Toutes et tous le disent : la nuit, entre l’anxiété des patients qui s’intensifie et des effectifs plus réduits qu’en journée, la pression augmente. Le travail de nuit à l’hôpital exige donc encore plus de vigilance, de sang froid et d’endurance. Et ça, on n’en a pas forcément conscience quand on débute.
« La qualité de travail n’est pas la même. La charge est plus lourde pour l’infirmière de nuit. Moi par exemple, je dois gérer douze patients, la nuit. Il faut être capable de rester souriante pendant 12h, à un moment où on est moins entourée, mais où les patients sont généralement plus agités et plus angoissés… » (Hanen, 36 ans, infirmière hospitalière)
« Au début, ça été difficile. J’ai mis six mois à prendre le rythme. D’autant que quand j’ai commencé, mon fils avait seulement un an. Travailler de nuit, ça n’est pas donné à tout le monde. » (Antufiat, 45 ans, infirmière hospitalière)
« Il faut une certaine résistance pour travailler de nuit. On sent facilement isolée, le stress est majoré, donc au début, c’est compliqué. » (Laurence, 50 ans, formatrice, ex-infirmière hospitalière)

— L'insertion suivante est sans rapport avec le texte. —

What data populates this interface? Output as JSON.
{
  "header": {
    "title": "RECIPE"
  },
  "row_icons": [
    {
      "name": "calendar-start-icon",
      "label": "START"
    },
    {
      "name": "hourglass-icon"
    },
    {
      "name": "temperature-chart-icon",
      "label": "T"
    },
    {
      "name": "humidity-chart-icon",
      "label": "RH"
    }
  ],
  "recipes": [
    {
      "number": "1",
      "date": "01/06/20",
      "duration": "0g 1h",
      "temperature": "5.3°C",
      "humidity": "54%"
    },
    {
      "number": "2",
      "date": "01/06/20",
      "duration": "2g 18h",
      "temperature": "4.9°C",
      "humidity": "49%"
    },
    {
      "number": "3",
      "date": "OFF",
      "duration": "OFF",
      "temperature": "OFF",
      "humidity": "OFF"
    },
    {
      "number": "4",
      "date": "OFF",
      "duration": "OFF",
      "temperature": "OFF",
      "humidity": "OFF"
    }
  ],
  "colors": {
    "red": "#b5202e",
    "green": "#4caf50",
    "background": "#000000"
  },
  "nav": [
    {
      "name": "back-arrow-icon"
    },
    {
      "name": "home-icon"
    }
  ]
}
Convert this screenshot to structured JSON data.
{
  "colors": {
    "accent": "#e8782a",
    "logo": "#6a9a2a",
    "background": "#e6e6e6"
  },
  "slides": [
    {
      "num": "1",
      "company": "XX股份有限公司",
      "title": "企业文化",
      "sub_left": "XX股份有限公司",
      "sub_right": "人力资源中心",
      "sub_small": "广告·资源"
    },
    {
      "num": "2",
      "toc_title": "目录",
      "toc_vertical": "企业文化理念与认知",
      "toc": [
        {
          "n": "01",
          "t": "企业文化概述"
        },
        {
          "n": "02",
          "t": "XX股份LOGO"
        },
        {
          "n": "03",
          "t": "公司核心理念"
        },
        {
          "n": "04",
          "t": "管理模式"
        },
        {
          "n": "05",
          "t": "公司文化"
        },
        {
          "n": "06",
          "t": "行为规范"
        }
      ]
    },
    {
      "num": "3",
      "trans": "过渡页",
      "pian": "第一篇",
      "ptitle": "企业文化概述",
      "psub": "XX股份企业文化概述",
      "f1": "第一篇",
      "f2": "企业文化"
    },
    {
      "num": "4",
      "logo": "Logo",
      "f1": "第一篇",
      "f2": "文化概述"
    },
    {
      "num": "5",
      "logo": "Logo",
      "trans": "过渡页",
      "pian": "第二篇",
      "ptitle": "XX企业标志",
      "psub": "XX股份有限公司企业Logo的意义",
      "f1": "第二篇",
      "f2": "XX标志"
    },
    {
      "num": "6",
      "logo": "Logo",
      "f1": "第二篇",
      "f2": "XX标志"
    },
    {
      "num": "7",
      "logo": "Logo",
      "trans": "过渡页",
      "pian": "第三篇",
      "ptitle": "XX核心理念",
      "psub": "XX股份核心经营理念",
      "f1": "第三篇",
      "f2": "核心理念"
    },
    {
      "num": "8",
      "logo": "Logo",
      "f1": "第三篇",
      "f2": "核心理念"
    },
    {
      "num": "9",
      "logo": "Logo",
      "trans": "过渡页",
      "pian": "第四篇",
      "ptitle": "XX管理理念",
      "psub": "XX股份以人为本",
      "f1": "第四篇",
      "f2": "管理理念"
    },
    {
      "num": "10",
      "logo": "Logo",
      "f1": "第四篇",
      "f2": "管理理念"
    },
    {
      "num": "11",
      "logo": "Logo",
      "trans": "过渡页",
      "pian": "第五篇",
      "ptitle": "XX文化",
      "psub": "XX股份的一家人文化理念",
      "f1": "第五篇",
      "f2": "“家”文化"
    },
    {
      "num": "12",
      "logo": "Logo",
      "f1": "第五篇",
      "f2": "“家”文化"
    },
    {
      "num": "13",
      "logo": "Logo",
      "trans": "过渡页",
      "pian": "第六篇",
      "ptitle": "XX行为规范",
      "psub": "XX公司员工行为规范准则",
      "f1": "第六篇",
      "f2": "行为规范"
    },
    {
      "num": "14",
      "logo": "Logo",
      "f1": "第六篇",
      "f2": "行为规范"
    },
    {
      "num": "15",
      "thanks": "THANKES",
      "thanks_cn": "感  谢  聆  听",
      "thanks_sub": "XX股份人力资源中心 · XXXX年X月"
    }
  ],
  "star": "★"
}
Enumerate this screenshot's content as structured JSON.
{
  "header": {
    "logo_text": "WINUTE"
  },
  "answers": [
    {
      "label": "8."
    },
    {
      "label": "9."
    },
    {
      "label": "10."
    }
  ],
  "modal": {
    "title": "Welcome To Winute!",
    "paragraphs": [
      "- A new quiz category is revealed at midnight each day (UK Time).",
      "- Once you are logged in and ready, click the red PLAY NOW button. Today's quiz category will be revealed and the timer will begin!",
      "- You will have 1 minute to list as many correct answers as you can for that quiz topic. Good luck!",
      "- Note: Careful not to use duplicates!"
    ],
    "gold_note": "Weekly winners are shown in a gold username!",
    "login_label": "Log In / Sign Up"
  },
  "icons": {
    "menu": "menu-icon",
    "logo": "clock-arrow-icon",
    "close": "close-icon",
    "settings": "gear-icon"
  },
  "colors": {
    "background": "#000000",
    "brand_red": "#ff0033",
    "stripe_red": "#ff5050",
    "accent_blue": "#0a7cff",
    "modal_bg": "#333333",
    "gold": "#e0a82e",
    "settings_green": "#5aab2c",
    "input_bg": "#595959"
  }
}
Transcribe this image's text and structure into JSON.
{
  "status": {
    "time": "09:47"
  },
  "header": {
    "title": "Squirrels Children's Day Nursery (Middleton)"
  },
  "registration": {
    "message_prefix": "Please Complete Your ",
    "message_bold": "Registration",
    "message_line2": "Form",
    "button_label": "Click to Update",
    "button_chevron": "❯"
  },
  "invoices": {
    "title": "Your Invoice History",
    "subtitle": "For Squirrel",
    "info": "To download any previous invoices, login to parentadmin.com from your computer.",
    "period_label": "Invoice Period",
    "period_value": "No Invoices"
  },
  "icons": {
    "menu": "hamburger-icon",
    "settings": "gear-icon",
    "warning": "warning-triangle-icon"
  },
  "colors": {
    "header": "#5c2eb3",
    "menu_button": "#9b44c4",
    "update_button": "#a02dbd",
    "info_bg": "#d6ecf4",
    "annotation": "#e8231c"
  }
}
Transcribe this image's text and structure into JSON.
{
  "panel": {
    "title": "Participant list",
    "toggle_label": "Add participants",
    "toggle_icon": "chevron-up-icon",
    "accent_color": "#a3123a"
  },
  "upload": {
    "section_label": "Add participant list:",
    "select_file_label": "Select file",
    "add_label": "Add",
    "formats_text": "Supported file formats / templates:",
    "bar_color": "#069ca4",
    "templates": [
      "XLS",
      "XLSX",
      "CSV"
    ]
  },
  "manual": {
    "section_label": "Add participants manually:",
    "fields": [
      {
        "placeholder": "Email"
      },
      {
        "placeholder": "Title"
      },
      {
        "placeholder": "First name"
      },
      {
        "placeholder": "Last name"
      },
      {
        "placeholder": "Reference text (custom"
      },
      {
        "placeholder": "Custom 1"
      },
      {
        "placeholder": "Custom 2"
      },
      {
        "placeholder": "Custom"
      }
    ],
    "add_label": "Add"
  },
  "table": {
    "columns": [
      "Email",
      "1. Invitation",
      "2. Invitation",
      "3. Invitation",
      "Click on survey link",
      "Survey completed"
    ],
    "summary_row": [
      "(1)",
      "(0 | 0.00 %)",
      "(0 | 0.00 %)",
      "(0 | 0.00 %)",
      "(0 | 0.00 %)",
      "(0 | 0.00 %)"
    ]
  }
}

Face aux exigences de la nuit, misez sur les bons carburants
Après quelques temps à travailler de nuit, la plupart des soignants que nous avons rencontrés ont dû ajuster leur alimentation. Pour éviter les baisses d’énergie, mais aussi pour la qualité du sommeil, pour le moral… et pour éviter les prises de poids typiques des rythmes décalés.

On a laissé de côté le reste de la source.